The Church of England is calling for the end of gambling ads on TV in the UK, claiming they are a bad influence on children. In response to a new study about adolescent gambling behaviors, the Church last week submitted a recommendation that the government remove a broadcast exemption that allows television companies to run gambling ads before 9 pm for live sports broadcasts.

UK television betting ads
Betting sponsorships are common in UK sports, but some would like to see daytime gambling ads removed from live events on TV. (Image: WHUFC.com)

Normally, no gambling adverts are allowed on television before what’s known as “the watershed,” a 9 pm barrier before which all domestic programing in the United Kingdom must be suitable for children. The inclusion of betting ads in sporting events is one of the few exceptions to this rule.

Bishop Says Gambling Ads Normalize Betting for Kids

The result is that children regularly see gambling ads during daytime television. Right Rev. Alan Smith, who is currently the Bishop of St. Albans, told The Daily Telegraph that he fears this will normalize gambling among children and cost the UK in the long run.

“There’s lots of evidence that young people are seeing extraordinary levels of advertising which is normalizing and socializing gambling,” Smith said. “When you watch a match you cannot watch a game of football without seeing dozens of adverts which are selling a way of life. There is an exemption for gambling companies. That is an anomaly that needs to be closed and changed.”

In their submission to a government consultation, the Church of England also pointed to figures from the UK Gambling Commission that suggested there has been an increase in problem gambling among young adults. This came at a time when the number of gambling ads on TV had sharply increased from 90,000 in 2005, up to about 1.4 million in 2012. Since 2012, gambling firms have more than doubled the amount they spend on TV ads, suggesting this trend hasn’t slowed down.

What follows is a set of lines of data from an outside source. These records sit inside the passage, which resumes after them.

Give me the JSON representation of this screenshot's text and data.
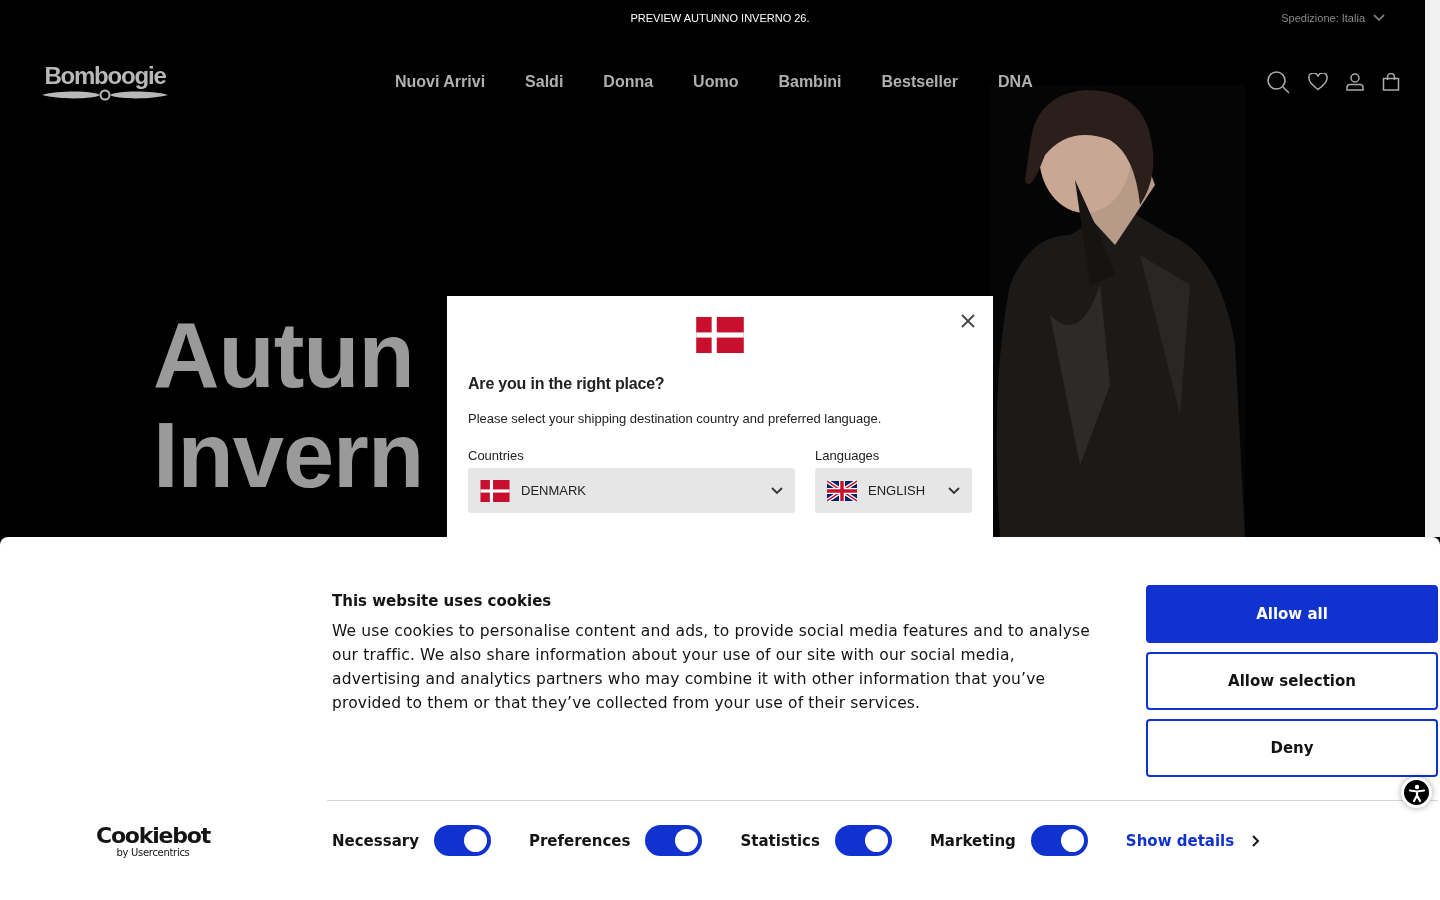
{
  "announcement": "PREVIEW AUTUNNO INVERNO 26.",
  "shipping": {
    "label": "Spedizione: Italia"
  },
  "logo": {
    "text": "Bomboogie"
  },
  "nav": [
    {
      "label": "Nuovi Arrivi"
    },
    {
      "label": "Saldi"
    },
    {
      "label": "Donna"
    },
    {
      "label": "Uomo"
    },
    {
      "label": "Bambini"
    },
    {
      "label": "Bestseller"
    },
    {
      "label": "DNA"
    }
  ],
  "hero": {
    "title_lines": [
      "Autun",
      "Invern"
    ],
    "image": {
      "kind": "picture"
    }
  },
  "locale_modal": {
    "title": "Are you in the right place?",
    "text": "Please select your shipping destination country and preferred language.",
    "country": {
      "label": "Countries",
      "value": "DENMARK",
      "kind": "dk"
    },
    "language": {
      "label": "Languages",
      "value": "ENGLISH",
      "kind": "gb"
    }
  },
  "cookie_banner": {
    "title": "This website uses cookies",
    "text": "We use cookies to personalise content and ads, to provide social media features and to analyse our traffic. We also share information about your use of our site with our social media, advertising and analytics partners who may combine it with other information that you’ve provided to them or that they’ve collected from your use of their services.",
    "buttons": [
      {
        "label": "Allow all",
        "kind": "primary"
      },
      {
        "label": "Allow selection",
        "kind": "outline"
      },
      {
        "label": "Deny",
        "kind": "outline"
      }
    ],
    "toggles": [
      {
        "label": "Necessary",
        "on": true
      },
      {
        "label": "Preferences",
        "on": true
      },
      {
        "label": "Statistics",
        "on": true
      },
      {
        "label": "Marketing",
        "on": true
      }
    ],
    "details_link": "Show details",
    "brand": {
      "name": "Cookiebot",
      "byline": "by Usercentrics"
    }
  }
}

Even children themselves seem to think that there’s too much focus on gambling during sporting events. A survey of 1,000 14 to 18-year-olds by polling firm Populus found that 65 percent of those teenagers thought there were too many gambling ads on television.

Gambling Industry Opposes Policy Change

The exemption for gambling ads on live sporting events has been a hot topic for several years now. When the possibility that a ban could be considered was first floated in 2016, the gambling industry quickly came out against such a move.

“All the evidence was considered and it was deemed there wasn’t significant evidence to make a change of that kind,” RGA CEO Clive Hawkswood said, referring to a previous review by the Department of Culture, Media, and Sport. “We would never say things can’t be improved, but what’s the justification?”

It remains to be seen if the government will seriously take up the issue of betting ads anytime soon. At the moment, their gaming focus appears to be on fixed-odds betting terminals. Reports earlier this month suggested that the government would reduce the maximum bet on those machines to just £2 from the current level of £100. However, a formal decision on betting limits won’t be made until at least May.